La « Princesse des pauvres » s’en est allée. Comme elle avait vécu. Dans la discrétion ! Sans bruit,  elle a tiré la porte derrière elle, après avoir perdu son ultime bataille, celle qui l’opposait à la maladie. Jusqu’au bout, la tante de Mohamed VI, aura gardé ce regard espiègle et moqueur qui savait se faire dur, lorsqu’elle avait vent qu’une injustice touchait ses compatriotes. 
A la fin de sa vie, souffrance oblige, c’est tout juste si ses yeux, d’habitude si pétillants,  s’étaient faits un peu moins rieurs.

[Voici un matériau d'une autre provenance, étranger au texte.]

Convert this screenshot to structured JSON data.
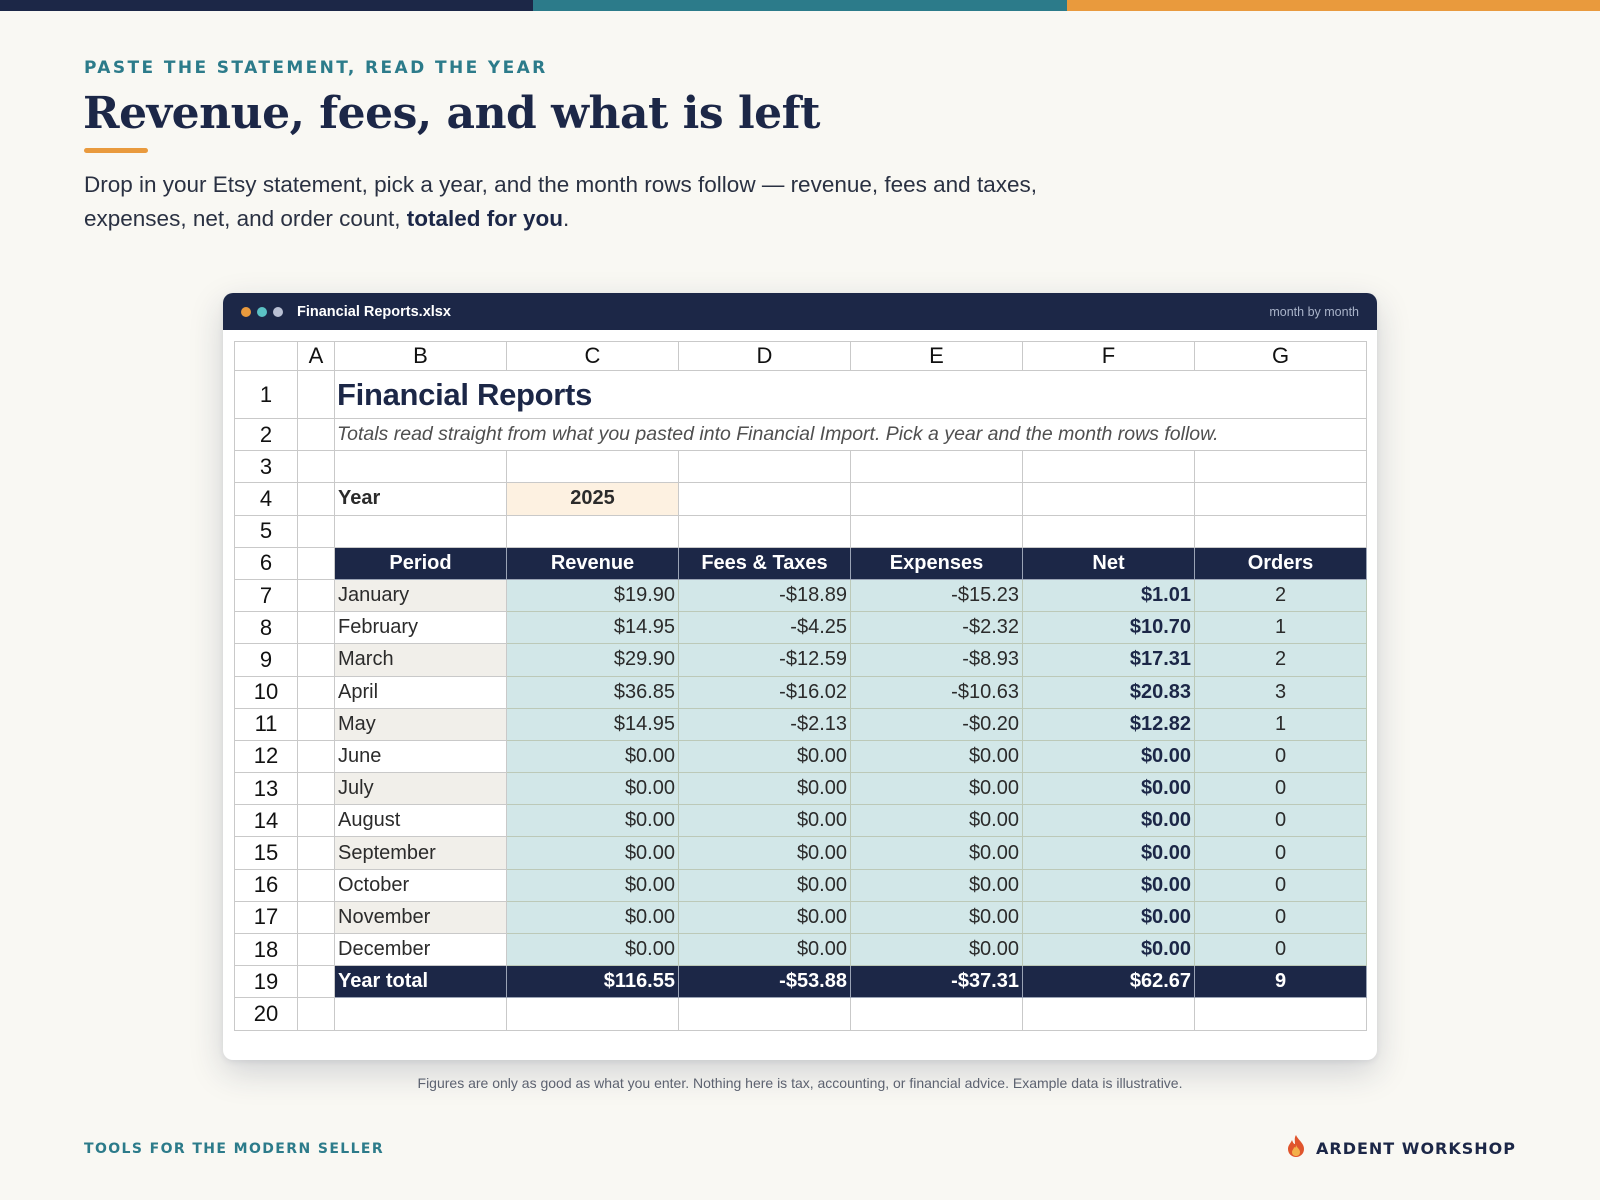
{
  "page": {
    "eyebrow": "PASTE THE STATEMENT, READ THE YEAR",
    "headline": "Revenue, fees, and what is left",
    "intro_text": "Drop in your Etsy statement, pick a year, and the month rows follow — revenue, fees and taxes, expenses, net, and order count,",
    "intro_bold": "totaled for you",
    "intro_end": ".",
    "disclaimer": "Figures are only as good as what you enter. Nothing here is tax, accounting, or financial advice. Example data is illustrative.",
    "footer_left": "TOOLS FOR THE MODERN SELLER",
    "brand": "ARDENT WORKSHOP",
    "brand_icon": "flame-icon"
  },
  "colors": {
    "navy": "#1c2747",
    "teal": "#2c7b8a",
    "orange": "#e99a3d",
    "cell_teal": "#d2e7e8",
    "year_cell": "#fdf1e1"
  },
  "window": {
    "filename": "Financial Reports.xlsx",
    "meta": "month by month",
    "dots": [
      "#e99a3d",
      "#5bc2c5",
      "#b9c0d4"
    ]
  },
  "sheet": {
    "columns": [
      "A",
      "B",
      "C",
      "D",
      "E",
      "F",
      "G"
    ],
    "row_numbers": [
      "1",
      "2",
      "3",
      "4",
      "5",
      "6",
      "7",
      "8",
      "9",
      "10",
      "11",
      "12",
      "13",
      "14",
      "15",
      "16",
      "17",
      "18",
      "19",
      "20"
    ],
    "title": "Financial Reports",
    "subtitle": "Totals read straight from what you pasted into Financial Import. Pick a year and the month rows follow.",
    "year_label": "Year",
    "year_value": "2025",
    "headers": [
      "Period",
      "Revenue",
      "Fees & Taxes",
      "Expenses",
      "Net",
      "Orders"
    ],
    "rows": [
      [
        "January",
        "$19.90",
        "-$18.89",
        "-$15.23",
        "$1.01",
        "2"
      ],
      [
        "February",
        "$14.95",
        "-$4.25",
        "-$2.32",
        "$10.70",
        "1"
      ],
      [
        "March",
        "$29.90",
        "-$12.59",
        "-$8.93",
        "$17.31",
        "2"
      ],
      [
        "April",
        "$36.85",
        "-$16.02",
        "-$10.63",
        "$20.83",
        "3"
      ],
      [
        "May",
        "$14.95",
        "-$2.13",
        "-$0.20",
        "$12.82",
        "1"
      ],
      [
        "June",
        "$0.00",
        "$0.00",
        "$0.00",
        "$0.00",
        "0"
      ],
      [
        "July",
        "$0.00",
        "$0.00",
        "$0.00",
        "$0.00",
        "0"
      ],
      [
        "August",
        "$0.00",
        "$0.00",
        "$0.00",
        "$0.00",
        "0"
      ],
      [
        "September",
        "$0.00",
        "$0.00",
        "$0.00",
        "$0.00",
        "0"
      ],
      [
        "October",
        "$0.00",
        "$0.00",
        "$0.00",
        "$0.00",
        "0"
      ],
      [
        "November",
        "$0.00",
        "$0.00",
        "$0.00",
        "$0.00",
        "0"
      ],
      [
        "December",
        "$0.00",
        "$0.00",
        "$0.00",
        "$0.00",
        "0"
      ]
    ],
    "total": [
      "Year total",
      "$116.55",
      "-$53.88",
      "-$37.31",
      "$62.67",
      "9"
    ]
  }
}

La princesse était la cadette des enfants de Mohamed V. A la mort de ce dernier, Hassan II prend en charge le destin de sa demi-sœur, née à Madagascar, le 8 avril 1954, alors que la famille y est en exil. Le changement est brutal. La fillette pleure son père et Hassan II qui prétend le remplacer, est despotique et la terrorise, à l’instar de tous les autres membres de la famille. Il n’est pas rare de le voir ordonner à ses « esclaves du feu » des corrections mémorables aux récalcitrants ou aux rebelles, quand il ne s’en chargeait pas lui-même, à coups de ceinturons, de gifles, de coups de poings ou de pieds.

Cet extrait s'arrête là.